The A’s reclaimed the lead in the ninth, taking advantage of a Josh Donaldson error on a catch at second that would’ve been an inning ending double play, allowing Matt Olson to reach safely with Laureano advancing to third after his leadoff single. Laureano scampered home as Chapman struck out on a ball in the dirt that eluded Garver, the third Twins catcher of the day, giving Oakland a 7-6 lead that Trivino would make stand up with a scoreless ninth.
Starting pitcher Chris Bassit, who labored through five gutty innings, said of his team, “If you’re looking at a single game…like what are the Oakland A’s and what are they made of, this was the game.”
The A’s haven’t lost a series to the Twins since May of 2017, having gone 5-0-1. Oakland’s loss yesterday snapped a ten game winning streak against AL Central teams.
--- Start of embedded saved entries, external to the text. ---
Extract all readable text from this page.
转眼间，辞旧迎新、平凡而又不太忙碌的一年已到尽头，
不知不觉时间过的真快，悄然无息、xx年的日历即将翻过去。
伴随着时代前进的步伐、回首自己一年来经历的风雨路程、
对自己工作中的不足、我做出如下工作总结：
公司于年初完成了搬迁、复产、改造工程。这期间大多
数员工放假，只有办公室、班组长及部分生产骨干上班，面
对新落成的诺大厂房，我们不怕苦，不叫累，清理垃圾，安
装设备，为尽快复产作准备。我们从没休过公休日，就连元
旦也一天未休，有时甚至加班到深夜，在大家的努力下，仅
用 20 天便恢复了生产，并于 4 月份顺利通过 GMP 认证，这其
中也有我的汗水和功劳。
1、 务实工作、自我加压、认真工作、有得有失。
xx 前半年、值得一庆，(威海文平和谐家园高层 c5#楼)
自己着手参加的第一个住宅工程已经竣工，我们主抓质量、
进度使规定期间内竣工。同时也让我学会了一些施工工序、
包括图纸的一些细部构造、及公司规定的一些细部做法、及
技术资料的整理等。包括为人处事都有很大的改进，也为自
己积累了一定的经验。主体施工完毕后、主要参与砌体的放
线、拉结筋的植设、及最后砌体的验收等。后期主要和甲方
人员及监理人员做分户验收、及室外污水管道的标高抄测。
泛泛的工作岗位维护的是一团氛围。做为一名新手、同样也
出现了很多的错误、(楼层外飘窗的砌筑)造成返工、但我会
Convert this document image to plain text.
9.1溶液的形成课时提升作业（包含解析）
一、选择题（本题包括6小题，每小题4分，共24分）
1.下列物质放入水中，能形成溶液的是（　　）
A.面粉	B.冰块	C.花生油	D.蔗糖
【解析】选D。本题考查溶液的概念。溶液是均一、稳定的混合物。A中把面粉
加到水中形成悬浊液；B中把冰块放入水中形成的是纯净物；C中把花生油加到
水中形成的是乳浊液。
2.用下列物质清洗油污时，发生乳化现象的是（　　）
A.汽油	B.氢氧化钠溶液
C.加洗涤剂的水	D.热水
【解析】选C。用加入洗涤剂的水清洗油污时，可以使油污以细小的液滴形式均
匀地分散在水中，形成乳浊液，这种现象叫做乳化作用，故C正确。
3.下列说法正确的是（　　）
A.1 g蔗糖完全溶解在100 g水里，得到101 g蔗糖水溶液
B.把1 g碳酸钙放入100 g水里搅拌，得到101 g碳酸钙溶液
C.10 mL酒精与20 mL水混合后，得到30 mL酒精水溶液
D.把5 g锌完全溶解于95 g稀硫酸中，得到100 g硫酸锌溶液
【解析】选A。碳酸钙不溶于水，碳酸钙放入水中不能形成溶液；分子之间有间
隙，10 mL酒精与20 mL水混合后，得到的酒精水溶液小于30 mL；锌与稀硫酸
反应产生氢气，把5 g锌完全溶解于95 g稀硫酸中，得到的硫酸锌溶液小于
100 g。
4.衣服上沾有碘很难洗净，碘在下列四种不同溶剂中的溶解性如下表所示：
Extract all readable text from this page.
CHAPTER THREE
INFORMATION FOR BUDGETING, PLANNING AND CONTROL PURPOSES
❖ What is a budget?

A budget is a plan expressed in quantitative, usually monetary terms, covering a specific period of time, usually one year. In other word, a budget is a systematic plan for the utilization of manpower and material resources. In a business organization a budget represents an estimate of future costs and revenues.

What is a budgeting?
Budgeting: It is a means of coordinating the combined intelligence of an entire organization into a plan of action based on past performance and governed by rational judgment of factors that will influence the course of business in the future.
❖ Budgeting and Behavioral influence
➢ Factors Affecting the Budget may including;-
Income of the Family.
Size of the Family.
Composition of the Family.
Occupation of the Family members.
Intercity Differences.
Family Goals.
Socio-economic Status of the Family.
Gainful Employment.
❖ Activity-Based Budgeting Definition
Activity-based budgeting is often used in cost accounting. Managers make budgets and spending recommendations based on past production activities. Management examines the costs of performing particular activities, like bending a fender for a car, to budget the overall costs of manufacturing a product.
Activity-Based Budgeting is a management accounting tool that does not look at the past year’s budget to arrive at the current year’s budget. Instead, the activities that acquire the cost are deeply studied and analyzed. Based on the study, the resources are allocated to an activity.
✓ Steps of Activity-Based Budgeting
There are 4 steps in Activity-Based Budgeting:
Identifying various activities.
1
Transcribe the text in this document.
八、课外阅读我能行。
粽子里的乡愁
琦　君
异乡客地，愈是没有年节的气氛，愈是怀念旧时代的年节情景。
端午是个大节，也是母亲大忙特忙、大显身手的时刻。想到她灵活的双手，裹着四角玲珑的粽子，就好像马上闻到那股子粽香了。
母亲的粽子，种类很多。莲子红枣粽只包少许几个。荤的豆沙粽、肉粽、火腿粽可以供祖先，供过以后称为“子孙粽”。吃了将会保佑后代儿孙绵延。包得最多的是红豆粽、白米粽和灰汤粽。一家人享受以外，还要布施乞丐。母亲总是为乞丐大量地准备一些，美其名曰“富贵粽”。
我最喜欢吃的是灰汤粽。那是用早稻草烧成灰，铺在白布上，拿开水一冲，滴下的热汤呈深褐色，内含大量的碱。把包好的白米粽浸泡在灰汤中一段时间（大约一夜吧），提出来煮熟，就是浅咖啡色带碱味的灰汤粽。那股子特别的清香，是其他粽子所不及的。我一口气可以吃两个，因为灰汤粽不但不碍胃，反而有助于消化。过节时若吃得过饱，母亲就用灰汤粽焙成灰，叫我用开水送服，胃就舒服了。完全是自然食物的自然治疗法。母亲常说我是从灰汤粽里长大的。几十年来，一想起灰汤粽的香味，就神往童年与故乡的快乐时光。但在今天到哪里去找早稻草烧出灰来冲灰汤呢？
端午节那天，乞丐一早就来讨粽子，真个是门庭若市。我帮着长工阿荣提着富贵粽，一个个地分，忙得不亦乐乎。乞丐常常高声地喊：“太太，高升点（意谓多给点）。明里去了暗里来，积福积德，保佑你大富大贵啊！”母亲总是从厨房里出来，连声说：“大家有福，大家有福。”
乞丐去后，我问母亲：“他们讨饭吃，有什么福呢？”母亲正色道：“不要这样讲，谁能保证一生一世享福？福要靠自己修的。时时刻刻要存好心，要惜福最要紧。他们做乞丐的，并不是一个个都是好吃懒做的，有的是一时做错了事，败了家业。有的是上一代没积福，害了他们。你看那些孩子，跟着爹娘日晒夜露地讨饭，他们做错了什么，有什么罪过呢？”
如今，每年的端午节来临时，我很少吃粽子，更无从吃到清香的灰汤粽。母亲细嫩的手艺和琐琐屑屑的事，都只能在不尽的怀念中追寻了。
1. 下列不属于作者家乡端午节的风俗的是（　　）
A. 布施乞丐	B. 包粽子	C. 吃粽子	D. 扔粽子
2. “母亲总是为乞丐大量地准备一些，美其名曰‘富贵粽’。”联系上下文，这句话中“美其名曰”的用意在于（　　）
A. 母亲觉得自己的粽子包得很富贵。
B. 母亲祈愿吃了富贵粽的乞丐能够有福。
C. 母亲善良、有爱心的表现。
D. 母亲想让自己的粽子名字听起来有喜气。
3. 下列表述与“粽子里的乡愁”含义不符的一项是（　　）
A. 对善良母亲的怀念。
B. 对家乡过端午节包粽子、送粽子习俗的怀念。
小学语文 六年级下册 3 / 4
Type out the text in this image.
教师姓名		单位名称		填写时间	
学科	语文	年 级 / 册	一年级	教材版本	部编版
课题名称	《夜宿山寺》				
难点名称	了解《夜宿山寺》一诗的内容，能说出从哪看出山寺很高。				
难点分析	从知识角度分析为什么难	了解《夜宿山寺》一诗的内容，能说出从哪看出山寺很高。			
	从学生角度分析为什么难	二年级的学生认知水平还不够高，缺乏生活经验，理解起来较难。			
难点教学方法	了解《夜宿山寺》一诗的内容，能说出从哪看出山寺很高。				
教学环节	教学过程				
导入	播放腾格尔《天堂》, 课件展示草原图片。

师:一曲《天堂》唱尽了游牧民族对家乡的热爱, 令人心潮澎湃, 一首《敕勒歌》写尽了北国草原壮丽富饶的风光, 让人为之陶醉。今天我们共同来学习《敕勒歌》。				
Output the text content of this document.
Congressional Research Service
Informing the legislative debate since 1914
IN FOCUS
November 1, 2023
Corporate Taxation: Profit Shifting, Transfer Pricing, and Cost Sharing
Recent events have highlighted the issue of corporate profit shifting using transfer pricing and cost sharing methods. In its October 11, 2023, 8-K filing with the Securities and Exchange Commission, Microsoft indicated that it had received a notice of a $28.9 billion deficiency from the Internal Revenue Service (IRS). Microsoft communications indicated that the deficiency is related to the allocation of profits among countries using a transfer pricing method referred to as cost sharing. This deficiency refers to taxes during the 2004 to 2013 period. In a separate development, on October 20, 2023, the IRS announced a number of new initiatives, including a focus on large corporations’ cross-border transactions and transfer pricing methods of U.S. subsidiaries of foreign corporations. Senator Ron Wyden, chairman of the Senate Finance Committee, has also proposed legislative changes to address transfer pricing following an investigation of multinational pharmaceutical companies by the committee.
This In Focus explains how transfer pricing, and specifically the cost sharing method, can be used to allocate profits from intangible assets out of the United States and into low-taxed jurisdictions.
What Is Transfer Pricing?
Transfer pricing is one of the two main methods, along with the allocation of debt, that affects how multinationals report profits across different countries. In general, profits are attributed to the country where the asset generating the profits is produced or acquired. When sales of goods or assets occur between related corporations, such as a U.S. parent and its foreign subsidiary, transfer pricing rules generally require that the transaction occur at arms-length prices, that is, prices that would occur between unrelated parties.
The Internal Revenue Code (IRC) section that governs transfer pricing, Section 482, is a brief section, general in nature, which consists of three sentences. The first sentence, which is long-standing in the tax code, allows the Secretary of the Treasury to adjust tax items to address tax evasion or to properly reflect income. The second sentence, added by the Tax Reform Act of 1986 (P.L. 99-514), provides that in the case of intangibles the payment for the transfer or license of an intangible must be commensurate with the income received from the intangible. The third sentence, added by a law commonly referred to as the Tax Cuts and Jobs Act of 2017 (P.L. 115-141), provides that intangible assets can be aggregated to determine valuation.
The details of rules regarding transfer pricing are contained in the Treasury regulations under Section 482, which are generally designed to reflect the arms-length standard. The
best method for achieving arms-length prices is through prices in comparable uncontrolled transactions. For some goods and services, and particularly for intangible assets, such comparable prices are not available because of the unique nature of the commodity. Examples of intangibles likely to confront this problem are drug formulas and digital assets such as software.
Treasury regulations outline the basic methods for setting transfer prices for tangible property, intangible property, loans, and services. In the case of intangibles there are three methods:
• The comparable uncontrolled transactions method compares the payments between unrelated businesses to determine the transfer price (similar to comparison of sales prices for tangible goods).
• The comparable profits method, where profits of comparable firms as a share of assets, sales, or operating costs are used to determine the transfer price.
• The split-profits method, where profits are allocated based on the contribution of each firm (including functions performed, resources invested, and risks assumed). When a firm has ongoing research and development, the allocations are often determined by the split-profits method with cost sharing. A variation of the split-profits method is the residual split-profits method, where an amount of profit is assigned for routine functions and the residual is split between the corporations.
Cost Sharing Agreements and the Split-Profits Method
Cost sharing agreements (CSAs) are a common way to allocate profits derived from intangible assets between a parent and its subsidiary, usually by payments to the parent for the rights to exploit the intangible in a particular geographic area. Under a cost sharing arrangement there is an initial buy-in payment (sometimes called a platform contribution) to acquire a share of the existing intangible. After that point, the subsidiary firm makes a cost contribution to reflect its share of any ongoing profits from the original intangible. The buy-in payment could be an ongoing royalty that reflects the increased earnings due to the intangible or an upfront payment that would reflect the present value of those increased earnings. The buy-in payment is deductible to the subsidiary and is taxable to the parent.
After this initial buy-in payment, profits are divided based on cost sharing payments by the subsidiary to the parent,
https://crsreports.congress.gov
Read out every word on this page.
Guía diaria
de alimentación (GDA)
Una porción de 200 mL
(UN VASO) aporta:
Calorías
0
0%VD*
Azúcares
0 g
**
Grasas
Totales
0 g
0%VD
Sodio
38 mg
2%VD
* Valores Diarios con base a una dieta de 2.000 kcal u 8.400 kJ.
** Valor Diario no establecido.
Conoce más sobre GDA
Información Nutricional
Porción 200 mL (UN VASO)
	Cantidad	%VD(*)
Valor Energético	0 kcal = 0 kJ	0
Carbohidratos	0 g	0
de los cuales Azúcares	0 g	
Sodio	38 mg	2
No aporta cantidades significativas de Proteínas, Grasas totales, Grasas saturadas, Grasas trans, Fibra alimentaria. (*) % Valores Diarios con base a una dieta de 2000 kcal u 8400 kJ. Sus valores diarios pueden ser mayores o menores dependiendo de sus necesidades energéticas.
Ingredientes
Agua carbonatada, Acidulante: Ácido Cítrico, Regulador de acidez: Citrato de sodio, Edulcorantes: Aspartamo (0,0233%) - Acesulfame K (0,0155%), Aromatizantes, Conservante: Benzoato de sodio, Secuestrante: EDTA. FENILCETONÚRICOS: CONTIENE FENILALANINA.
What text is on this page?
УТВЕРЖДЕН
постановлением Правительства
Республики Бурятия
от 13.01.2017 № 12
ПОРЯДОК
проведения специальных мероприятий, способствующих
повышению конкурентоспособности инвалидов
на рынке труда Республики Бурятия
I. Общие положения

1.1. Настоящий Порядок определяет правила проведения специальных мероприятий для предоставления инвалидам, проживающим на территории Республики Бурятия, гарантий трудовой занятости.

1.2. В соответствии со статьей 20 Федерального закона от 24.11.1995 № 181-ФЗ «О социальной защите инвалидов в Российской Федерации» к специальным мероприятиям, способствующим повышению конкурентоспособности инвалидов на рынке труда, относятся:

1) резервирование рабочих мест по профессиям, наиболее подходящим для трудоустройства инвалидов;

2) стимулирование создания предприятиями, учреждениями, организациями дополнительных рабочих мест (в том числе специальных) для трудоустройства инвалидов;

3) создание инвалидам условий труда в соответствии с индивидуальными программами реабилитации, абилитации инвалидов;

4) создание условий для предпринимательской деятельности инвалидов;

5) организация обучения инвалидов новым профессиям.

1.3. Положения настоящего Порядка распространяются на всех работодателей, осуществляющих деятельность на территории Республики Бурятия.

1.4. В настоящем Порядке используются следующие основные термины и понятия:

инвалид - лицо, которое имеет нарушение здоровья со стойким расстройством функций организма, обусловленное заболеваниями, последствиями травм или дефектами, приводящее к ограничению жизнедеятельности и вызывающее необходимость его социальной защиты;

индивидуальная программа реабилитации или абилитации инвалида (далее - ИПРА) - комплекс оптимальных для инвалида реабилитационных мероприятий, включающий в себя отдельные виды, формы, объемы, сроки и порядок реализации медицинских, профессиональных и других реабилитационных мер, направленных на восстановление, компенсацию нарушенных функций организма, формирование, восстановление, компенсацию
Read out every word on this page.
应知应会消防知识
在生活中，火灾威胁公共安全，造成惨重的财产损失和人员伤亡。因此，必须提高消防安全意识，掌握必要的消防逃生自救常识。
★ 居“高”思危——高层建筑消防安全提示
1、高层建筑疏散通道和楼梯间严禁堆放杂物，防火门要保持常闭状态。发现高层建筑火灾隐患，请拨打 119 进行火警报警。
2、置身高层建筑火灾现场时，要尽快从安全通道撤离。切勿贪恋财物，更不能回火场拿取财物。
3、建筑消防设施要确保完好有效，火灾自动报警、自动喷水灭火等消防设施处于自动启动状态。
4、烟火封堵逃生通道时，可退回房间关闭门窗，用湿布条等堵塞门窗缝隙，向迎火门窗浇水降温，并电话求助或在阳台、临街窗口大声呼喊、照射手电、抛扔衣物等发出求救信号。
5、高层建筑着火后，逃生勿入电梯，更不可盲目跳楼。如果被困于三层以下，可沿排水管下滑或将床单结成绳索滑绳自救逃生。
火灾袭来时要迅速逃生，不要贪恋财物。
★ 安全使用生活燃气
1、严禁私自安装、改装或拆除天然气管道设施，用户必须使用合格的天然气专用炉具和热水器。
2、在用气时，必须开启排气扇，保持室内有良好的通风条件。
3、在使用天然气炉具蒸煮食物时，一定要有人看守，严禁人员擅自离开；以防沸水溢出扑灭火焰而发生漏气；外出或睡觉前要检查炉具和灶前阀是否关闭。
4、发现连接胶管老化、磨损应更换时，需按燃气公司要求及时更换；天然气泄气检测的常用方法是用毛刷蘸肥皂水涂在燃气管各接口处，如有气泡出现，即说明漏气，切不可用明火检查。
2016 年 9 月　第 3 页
Maeda has only a single quality start among the seven he’s made this year, after throwing eight quality starts out of 11 in 2020 on the way to finishing second in the AL Cy Young race.
Mark Canha leads the majors in being hit by a pitch, with nine. He’s also the A’s all-time leader in HBP with 60.
Oakland starters have walked two or fewer batters in 30 of their last 31 games. The A’s have held a share of first place in the AL West for the past 27 days.
Since his Tommy John surgery in May of 2016, Bassitt is 20-12 with a 3.33 ERA, with 8.61 K/9 in 57 games (50 starts). Prior to that procedure, he was 2-11 with a 4.13 ERA and 6.77 K/9 in 29 games (23 starts).
Bassitt led the Majors with five hit batters entering the game, a total that increased to seven before the day was over.
Umpire John Libka, who had the home plate duties today, is responsible for perhaps the best and most accurately called game in at least the past five years (since this type of data has been tracked). In the May 8th game where the Cardinals shut out the Rockies 5-0, Libka called 135 of 136 pitches accurately, the closest any umpire has come to a “perfect game” since tracking began.